By Alexis Romero
Publish in Philstar.com
MANILA, Philippines - The military has failed to reduce the strength of the New People’s Army (NPA), contrary to its earlier claims that the communist movement has weakened.
Armed Forces of the Philippines (AFP) chief Gen. Gregorio Catapang Jr. said there are around 4,000 NPA guerrillas as of the third quarter of this year, a figure unchanged over the past four years.
Catapang attributed the figure to a new system of accounting for the rebels.
“We put in a new system. And then you don’t take in consideration the previous system, it (figure) will really fluctuate,” he said.
When asked if he thinks the military has failed to curb insurgency, Catapang said: “It’s too early to tell.”
Officials cannot explain the difference between the old and the new system of gathering data about insurgency. They instead promised to release consolidated figures on the number of NPA members by yearend.
“We have to collate the data before we release the final figures,” said Lt. Col.
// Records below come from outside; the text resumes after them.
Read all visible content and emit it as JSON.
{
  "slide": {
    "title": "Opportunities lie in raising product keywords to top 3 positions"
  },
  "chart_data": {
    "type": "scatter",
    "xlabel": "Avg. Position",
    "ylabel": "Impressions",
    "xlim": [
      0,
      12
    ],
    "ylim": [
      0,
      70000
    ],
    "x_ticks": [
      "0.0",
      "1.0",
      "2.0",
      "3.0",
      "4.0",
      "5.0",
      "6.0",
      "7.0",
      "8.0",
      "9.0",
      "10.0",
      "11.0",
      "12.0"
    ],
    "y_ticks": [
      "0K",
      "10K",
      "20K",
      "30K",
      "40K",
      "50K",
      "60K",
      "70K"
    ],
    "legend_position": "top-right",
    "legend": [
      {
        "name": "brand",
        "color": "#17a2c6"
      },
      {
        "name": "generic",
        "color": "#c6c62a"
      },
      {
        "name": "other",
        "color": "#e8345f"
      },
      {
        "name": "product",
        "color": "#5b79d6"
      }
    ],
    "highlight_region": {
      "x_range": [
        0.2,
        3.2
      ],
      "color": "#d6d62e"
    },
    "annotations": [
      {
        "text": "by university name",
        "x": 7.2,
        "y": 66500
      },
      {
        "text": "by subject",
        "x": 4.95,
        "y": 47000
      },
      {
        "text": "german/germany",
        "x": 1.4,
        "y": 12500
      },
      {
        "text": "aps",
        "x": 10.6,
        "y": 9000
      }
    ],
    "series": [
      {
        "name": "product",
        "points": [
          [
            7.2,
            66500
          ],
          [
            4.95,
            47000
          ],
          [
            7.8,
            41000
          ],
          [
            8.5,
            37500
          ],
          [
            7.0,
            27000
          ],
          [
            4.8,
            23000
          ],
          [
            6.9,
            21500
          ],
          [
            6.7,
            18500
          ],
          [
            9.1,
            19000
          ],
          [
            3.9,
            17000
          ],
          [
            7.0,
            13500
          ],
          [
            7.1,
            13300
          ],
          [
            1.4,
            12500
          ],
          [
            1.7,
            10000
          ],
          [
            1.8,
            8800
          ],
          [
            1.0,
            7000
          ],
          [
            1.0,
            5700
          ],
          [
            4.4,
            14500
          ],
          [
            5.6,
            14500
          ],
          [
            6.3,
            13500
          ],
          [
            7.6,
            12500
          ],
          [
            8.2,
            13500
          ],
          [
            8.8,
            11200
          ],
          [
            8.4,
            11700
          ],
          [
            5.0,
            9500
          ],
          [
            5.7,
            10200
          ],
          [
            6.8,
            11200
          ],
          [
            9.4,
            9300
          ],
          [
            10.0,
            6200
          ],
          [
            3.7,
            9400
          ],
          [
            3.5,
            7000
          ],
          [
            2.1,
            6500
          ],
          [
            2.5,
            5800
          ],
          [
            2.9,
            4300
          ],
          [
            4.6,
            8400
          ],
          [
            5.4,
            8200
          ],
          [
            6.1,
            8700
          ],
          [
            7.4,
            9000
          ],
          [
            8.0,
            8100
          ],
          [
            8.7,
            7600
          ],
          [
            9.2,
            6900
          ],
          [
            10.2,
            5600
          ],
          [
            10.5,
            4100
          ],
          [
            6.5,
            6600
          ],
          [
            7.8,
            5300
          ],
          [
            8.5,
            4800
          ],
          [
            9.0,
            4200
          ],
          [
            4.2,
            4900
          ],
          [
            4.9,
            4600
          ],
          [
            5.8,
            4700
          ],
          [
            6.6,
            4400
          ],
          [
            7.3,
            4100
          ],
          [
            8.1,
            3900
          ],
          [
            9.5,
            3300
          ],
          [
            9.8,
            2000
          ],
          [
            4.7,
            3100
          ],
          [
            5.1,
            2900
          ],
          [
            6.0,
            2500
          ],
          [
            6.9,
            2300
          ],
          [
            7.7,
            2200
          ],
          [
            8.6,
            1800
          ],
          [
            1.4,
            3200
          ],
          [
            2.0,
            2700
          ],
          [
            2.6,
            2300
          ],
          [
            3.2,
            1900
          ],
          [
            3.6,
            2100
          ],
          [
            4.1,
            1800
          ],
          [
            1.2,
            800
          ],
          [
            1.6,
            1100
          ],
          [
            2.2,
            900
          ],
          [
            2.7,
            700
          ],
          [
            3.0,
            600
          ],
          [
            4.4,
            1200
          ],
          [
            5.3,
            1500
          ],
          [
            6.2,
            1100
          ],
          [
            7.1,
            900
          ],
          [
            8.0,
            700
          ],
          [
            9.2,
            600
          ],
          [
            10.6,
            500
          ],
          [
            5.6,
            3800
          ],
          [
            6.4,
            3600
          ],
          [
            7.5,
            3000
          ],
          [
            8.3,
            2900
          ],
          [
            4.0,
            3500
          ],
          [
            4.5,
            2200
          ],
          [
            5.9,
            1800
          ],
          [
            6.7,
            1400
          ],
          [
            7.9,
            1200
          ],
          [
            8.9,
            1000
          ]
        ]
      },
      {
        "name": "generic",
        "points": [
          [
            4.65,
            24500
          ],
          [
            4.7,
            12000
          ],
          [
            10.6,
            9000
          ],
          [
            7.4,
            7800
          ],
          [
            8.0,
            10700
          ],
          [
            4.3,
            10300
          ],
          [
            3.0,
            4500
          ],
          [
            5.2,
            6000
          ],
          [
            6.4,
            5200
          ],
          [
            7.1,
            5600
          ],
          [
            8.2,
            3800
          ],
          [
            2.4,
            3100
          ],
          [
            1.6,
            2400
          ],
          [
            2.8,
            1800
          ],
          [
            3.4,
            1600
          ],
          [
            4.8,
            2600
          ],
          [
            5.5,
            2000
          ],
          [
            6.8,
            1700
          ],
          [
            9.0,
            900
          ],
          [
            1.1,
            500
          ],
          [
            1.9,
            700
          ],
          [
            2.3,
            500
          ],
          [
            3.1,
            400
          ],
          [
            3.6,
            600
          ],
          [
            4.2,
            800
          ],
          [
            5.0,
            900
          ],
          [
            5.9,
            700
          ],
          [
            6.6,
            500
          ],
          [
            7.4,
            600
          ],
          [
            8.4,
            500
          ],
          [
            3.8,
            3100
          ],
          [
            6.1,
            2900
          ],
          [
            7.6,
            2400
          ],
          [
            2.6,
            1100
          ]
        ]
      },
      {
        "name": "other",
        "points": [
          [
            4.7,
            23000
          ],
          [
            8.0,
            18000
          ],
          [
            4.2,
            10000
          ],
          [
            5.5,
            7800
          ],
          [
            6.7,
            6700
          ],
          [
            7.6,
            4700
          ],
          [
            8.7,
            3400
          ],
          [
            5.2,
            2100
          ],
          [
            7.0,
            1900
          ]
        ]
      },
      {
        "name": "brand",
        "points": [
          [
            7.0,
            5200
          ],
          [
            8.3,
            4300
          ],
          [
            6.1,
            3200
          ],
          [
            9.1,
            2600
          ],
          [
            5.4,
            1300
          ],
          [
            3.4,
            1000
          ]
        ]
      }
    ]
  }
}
Harold Cabunoc, AFP public affairs chief.
Cabunoc said the strength of the NPA depends on several factors.
“We have criteria to assess it but I can’t describe it until it reaches my office,” he said.
As early as 2010, military officials have been claiming that the communist membership has declined to about 4,000 from a peak of 25,000 in 1987.
They attributed the decline to combat operations, internal conflict among rebels, and programs that discouraged villagers from joining the underground movement.
Cabunoc said the military is doing everything to address the country’s insurgency problem.
“We did not fail because we are performing our duty. We have seen the surrender and arrest of rebels,” he said.